A: If you were to ask the FBI director, he would say, “Poor Stella Rimington.” It’s much harder to do this job in Britain, because their Muslim communities are nowhere near as comfortably assimilated in their society as America’s, and I think that’s still true. What we depend on is that Arab-Americans living in Detroit — let’s say, in Dearborn, the big Muslim communities around Detroit — have felt their chance to grab for the American dream, and in many cases have been extremely successful, and their friends see it and know it. Most struck by no matter how screwed-up politics are back at home, people come from that culture to America, and they have great ideas. They build good companies. They’re successful. That’s, to me, our saving grace, is that we are still a company where immigrants can come — whether they’re Muslims, Arabs, you name it, Chinese — and prosper, and then everybody sees it. Everybody in the Arab world has a cousin or an uncle who’s in the States and who’s done great. Because of that, our security service, the FBI, and our local police have been able to have networks of informants within these communities. Where there’s a mosque, you know, the sheik, or somebody close to the sheik, he’s in touch with the appropriate people, and when he sees a young person who’s beginning to get a little weird and get a little jihadi, he’ll tell somebody, and that’s what’s been our big protection. It is first the fact that people feel they are Americans and that they are respected as Americans and that they’ve done well, and they have a stake in the country’s stability. The idea that we should make Arab-Americans a special target and get all — I understand the human reaction to go, “Oh, you know,” — but if you want a guarantee that this problem will get worse, do that, and it will.

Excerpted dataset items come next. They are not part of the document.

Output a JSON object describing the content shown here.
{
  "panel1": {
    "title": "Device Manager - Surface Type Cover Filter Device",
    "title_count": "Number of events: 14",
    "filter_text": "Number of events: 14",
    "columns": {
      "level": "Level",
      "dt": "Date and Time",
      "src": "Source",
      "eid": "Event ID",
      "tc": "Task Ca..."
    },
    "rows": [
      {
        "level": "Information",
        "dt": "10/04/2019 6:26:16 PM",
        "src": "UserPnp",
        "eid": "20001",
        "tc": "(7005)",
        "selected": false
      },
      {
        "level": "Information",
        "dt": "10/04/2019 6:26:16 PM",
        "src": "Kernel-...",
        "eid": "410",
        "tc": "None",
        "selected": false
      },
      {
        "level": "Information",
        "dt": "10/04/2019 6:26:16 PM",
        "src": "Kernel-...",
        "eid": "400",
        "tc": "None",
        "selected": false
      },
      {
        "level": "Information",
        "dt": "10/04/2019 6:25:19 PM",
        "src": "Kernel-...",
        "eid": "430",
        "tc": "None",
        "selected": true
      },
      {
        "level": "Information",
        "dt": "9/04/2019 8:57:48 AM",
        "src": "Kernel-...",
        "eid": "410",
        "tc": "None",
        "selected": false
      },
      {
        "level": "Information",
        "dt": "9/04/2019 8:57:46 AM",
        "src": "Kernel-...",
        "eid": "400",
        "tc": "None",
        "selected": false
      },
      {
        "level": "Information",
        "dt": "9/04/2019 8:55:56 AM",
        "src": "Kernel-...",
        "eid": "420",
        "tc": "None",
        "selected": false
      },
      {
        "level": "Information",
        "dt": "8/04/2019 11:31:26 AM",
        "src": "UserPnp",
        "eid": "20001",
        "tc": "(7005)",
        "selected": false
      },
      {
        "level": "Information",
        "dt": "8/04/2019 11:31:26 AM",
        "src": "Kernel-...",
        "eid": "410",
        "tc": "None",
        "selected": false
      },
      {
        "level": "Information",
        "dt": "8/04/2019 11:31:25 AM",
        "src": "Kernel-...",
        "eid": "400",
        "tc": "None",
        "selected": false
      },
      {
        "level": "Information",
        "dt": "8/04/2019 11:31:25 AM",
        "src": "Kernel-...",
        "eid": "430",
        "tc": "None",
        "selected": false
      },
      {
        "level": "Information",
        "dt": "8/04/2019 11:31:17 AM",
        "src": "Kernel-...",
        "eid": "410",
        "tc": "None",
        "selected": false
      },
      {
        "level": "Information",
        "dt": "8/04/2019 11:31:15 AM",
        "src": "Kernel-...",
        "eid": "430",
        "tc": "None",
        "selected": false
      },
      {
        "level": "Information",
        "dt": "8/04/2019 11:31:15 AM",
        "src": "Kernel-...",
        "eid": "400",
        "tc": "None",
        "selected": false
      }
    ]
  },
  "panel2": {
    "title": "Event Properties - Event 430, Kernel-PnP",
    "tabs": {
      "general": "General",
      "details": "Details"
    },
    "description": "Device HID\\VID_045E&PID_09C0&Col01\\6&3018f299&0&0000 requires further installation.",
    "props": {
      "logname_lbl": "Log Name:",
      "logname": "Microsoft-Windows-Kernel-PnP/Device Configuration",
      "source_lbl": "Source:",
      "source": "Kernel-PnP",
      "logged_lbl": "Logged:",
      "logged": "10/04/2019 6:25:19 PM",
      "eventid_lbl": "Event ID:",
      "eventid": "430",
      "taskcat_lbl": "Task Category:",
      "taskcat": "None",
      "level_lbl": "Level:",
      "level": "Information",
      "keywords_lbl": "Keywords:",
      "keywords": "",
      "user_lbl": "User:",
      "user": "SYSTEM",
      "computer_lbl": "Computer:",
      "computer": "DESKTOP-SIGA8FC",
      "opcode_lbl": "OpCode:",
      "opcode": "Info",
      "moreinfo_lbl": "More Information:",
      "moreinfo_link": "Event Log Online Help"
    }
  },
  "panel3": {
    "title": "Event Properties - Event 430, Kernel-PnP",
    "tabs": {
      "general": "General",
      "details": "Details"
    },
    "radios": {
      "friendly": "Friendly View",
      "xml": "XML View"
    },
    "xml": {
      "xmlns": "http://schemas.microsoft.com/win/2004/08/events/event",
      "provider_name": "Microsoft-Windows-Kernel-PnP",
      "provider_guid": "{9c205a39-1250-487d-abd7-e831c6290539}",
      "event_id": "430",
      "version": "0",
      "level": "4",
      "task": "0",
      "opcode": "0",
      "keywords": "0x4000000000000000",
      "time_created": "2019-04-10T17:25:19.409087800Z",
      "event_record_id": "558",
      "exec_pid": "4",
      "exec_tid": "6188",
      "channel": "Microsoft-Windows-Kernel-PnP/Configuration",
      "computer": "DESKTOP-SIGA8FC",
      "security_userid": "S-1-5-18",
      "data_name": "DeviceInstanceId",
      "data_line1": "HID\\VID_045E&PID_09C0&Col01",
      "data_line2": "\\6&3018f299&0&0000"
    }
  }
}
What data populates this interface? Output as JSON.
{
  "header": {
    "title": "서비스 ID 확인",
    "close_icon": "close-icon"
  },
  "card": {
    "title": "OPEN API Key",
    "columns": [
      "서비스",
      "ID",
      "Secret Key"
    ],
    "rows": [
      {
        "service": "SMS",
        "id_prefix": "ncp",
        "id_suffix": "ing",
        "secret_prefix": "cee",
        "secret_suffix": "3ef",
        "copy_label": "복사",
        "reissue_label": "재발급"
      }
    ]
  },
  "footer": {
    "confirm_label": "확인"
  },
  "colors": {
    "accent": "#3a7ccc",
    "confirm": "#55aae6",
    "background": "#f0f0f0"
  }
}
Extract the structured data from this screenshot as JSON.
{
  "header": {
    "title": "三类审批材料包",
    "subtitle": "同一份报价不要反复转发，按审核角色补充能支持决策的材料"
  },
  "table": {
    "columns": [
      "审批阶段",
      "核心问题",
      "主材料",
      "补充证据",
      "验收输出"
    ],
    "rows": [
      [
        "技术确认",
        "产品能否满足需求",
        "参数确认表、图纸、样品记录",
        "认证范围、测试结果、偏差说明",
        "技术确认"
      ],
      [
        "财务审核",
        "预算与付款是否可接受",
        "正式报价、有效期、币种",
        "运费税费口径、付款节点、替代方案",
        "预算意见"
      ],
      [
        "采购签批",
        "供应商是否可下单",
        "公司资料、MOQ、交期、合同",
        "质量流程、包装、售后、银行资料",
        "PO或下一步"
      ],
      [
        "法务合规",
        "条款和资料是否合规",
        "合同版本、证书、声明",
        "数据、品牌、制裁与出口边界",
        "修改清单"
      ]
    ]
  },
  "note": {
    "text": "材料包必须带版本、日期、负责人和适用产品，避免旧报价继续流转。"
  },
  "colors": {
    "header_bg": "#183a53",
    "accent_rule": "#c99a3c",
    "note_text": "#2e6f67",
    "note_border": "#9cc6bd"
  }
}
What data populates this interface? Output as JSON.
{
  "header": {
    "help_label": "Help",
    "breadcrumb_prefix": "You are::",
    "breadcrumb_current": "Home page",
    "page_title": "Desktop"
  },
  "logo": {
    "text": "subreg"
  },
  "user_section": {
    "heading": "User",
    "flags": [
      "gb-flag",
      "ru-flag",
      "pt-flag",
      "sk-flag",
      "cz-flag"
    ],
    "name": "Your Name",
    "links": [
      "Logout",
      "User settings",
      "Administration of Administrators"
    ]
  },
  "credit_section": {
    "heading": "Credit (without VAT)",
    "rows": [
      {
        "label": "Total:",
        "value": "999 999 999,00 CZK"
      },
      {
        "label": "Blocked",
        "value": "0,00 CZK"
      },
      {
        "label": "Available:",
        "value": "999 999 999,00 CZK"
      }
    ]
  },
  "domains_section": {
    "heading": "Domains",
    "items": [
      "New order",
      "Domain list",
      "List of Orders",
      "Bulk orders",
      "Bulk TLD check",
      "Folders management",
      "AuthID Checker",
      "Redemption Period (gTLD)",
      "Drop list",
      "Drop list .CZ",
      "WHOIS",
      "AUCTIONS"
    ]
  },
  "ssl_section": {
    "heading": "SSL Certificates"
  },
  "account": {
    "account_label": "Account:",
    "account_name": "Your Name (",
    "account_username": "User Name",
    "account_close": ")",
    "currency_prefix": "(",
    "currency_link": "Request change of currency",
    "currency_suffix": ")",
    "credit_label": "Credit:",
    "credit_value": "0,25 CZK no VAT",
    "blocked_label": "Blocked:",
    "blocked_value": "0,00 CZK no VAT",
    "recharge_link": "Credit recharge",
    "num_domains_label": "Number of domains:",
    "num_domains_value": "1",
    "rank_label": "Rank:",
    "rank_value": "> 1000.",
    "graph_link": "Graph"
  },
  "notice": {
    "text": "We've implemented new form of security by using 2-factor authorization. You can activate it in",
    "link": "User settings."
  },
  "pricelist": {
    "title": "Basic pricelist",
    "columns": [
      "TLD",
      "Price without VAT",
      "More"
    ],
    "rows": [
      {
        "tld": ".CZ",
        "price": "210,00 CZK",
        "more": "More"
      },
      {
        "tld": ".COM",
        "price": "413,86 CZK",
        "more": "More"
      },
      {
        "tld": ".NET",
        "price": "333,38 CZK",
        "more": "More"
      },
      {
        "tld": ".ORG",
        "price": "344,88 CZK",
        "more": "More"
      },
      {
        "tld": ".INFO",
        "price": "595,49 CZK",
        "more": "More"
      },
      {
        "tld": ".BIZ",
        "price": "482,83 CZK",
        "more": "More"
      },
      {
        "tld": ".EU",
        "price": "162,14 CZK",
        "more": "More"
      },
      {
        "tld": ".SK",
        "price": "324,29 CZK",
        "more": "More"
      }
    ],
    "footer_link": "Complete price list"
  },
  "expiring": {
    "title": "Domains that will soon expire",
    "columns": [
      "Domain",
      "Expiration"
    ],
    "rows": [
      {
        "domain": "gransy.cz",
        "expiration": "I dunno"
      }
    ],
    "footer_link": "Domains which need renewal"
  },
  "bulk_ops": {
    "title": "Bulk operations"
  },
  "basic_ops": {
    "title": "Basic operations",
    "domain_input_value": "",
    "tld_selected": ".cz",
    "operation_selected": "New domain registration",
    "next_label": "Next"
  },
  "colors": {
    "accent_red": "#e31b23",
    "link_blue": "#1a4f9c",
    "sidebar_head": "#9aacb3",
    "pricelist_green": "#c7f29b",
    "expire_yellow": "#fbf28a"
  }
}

Q: Would you share your comments on the Valerie Plame affair?
A: Great movie. There are few absolute rules about press coverage of intelligence activities, but one of them is that you do not name CI officers whose identities are undercover, and it is well understood, and I believe respected by news organizations, and the fact that White House — let’s be honest; the fact that the Bush White House — more or less deliberately outed her and put that name out is outrageous. It is just outrageous. I think the people who were involved in that have been identified and punished, although, they were, in some cases, pardoned. Just to say one other thing about the press and these intelligence secrets. If a CI officer were here, there may be some, but if he took me aside after and said, “Nice of you to say all those things, David, but be honest; the press drives us nuts. As soon as we get a secret, you guys rush to blow it, and you’re one of the offenders.” I think there is tension between what people do in my profession, which is try to tell the public as much as we can about things that matter and try to talk, as I have today, frankly about issues that I think the public needs to think about, even if I get into areas that people say, “It’s really better not to talk about that.” We do have a practice that was inaugurated by my beloved, late chairman of the board Katharine Graham, who said in the 1980s that whenever a Washington Post reporter has some information that you’re thinking of publishing that affects one of the intelligence agencies, you have a responsibility, as a Post reporter or editor, to go to the agency that may be affected and let them make their case that this will be damaging. That this will get people killed, that this will have severe damaging affects on the United States, and they’ll listen. We’re not going to let them make up their minds, we don’t have a censorship system, but we’re going to listen to them and then try to make what we think is the responsible decision. She would say that now. I think we really have tried to follow that. We write a lot of stories that give the government heartburn. If you sat where I’ve sat as an editor, you’d be surprised at how many stories don’t get published.